Leonidas Dudariew-Ossetyński - 1952

A friend of mine for many years, who lives in the vicinity of Hollywood. An occasional actor, but more interested in teaching acting to youths who somehow journey to California in order to become his pupils. He was born in Wilno, Poland (now Lithuania). Presently, he flourishes an avalanche-of-a-mane which he trims only when it gets under his scat. Otherwise, his pupils use it to hide under during the winter rains. His beard is really very patriarchal.

Whenever we forget the futility of arguments between actors and sculptors about the fundamentals of the Theatre, we argue. Ossetynski insists that it is the actors who make good theatre, while I persist that it is the AUTHORS who make the institution.

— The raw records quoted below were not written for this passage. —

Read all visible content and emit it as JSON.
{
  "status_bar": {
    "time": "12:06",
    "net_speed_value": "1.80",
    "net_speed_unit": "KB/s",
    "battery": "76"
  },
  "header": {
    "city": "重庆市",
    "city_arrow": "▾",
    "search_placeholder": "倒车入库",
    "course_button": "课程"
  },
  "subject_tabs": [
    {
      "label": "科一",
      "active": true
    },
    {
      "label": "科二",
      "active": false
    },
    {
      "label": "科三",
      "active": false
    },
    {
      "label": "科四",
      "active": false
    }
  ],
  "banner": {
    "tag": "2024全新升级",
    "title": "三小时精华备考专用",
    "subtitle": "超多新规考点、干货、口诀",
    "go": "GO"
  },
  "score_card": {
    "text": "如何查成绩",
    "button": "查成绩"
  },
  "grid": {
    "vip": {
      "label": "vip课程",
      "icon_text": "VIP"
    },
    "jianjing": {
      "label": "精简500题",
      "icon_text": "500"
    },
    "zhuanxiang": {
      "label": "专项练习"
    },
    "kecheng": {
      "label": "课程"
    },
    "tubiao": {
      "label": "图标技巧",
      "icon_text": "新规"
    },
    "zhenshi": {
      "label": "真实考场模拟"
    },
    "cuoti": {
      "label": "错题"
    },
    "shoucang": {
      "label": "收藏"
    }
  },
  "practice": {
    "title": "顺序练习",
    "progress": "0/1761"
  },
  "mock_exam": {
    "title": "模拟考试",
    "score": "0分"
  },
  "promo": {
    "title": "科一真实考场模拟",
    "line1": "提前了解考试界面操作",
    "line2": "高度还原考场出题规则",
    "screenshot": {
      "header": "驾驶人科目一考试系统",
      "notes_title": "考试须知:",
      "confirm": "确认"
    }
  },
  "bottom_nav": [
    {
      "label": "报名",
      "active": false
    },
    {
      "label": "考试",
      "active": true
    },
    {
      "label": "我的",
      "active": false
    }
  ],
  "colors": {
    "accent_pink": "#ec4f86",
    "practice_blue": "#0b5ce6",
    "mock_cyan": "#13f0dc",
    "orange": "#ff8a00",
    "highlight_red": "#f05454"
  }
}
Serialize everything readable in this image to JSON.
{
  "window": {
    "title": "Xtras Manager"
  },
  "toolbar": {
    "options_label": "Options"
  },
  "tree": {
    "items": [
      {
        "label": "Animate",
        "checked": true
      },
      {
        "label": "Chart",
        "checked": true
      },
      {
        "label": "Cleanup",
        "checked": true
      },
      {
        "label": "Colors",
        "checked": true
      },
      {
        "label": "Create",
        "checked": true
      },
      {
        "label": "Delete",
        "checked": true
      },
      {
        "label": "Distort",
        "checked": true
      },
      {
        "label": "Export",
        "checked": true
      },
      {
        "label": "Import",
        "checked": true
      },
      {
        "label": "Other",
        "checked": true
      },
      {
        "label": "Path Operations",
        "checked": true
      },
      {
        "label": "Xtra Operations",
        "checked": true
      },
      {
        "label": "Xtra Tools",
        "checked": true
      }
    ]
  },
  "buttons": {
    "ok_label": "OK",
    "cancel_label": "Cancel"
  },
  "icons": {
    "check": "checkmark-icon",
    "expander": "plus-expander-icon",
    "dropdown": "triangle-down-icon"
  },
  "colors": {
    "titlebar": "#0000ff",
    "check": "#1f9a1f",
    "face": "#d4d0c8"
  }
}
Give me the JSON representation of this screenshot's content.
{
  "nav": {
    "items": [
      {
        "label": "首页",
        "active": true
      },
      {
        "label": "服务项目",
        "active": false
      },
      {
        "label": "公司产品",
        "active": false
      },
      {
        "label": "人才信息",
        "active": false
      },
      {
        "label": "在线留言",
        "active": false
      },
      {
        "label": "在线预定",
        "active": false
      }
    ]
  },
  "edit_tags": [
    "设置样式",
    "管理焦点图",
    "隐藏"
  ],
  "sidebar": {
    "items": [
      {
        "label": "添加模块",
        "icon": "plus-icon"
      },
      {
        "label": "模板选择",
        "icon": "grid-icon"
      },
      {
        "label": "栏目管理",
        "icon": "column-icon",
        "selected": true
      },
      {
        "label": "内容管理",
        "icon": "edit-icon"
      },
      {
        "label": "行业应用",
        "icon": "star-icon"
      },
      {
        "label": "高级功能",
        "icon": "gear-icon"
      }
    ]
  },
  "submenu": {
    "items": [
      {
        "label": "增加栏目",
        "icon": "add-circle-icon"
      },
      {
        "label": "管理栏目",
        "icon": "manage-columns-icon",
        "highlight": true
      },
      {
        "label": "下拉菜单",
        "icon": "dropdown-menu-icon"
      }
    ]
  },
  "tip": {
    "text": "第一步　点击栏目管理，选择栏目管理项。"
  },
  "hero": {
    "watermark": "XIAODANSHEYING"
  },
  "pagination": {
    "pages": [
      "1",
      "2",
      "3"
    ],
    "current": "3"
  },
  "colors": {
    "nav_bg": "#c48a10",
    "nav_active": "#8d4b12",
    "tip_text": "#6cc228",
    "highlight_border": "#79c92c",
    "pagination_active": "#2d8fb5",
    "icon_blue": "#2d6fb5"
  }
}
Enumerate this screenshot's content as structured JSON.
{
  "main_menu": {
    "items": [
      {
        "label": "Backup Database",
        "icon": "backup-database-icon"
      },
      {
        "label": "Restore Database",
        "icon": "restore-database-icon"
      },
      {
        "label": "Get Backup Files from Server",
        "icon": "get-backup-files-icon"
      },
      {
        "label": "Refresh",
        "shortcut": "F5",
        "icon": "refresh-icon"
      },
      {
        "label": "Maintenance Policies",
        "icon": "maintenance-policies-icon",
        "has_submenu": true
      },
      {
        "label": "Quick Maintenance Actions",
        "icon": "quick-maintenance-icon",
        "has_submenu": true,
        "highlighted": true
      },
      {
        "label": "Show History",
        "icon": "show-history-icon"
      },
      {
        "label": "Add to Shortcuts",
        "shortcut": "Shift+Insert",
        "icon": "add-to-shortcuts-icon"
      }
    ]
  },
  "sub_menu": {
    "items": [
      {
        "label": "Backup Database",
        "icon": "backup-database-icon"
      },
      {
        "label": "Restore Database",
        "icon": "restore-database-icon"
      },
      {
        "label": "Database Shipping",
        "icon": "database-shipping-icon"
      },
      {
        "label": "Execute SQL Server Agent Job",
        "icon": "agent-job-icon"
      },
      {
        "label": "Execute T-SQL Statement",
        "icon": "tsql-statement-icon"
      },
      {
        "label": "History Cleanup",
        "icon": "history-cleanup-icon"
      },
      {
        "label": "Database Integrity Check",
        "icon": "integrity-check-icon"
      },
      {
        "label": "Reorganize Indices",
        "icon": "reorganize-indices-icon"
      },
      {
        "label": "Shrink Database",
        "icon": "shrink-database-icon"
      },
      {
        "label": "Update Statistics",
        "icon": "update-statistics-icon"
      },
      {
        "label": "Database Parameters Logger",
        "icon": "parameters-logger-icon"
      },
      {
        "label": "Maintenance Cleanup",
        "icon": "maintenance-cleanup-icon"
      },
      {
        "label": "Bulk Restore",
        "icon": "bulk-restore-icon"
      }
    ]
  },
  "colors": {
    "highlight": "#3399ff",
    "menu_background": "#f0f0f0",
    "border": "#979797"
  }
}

When I applaud a fine musician at a concert, it is the composer's piece I cheer, not the virtuoso's acrobatics. I regard actors and all performers at concerts as waiters who merely distribute the dishes, prepared by the invisible cook who has no time to collect the applause he earned in the kitchen. If we like a particular restaurant, it is because of the flavor from the sweat of the cook's brow that has dropped in our soup, the salt of the creative man s birth-giving pains.

Performers are innumerable. If any director whistles with crooked fingers at the corner of Hollywood and Vine, within minutes he will be inundated with hordes of the finest pretenders of Othello and Hamlet.

I still think that Theatre, when worthy of the term, depends on fine literature, unless it is a circus, disguised.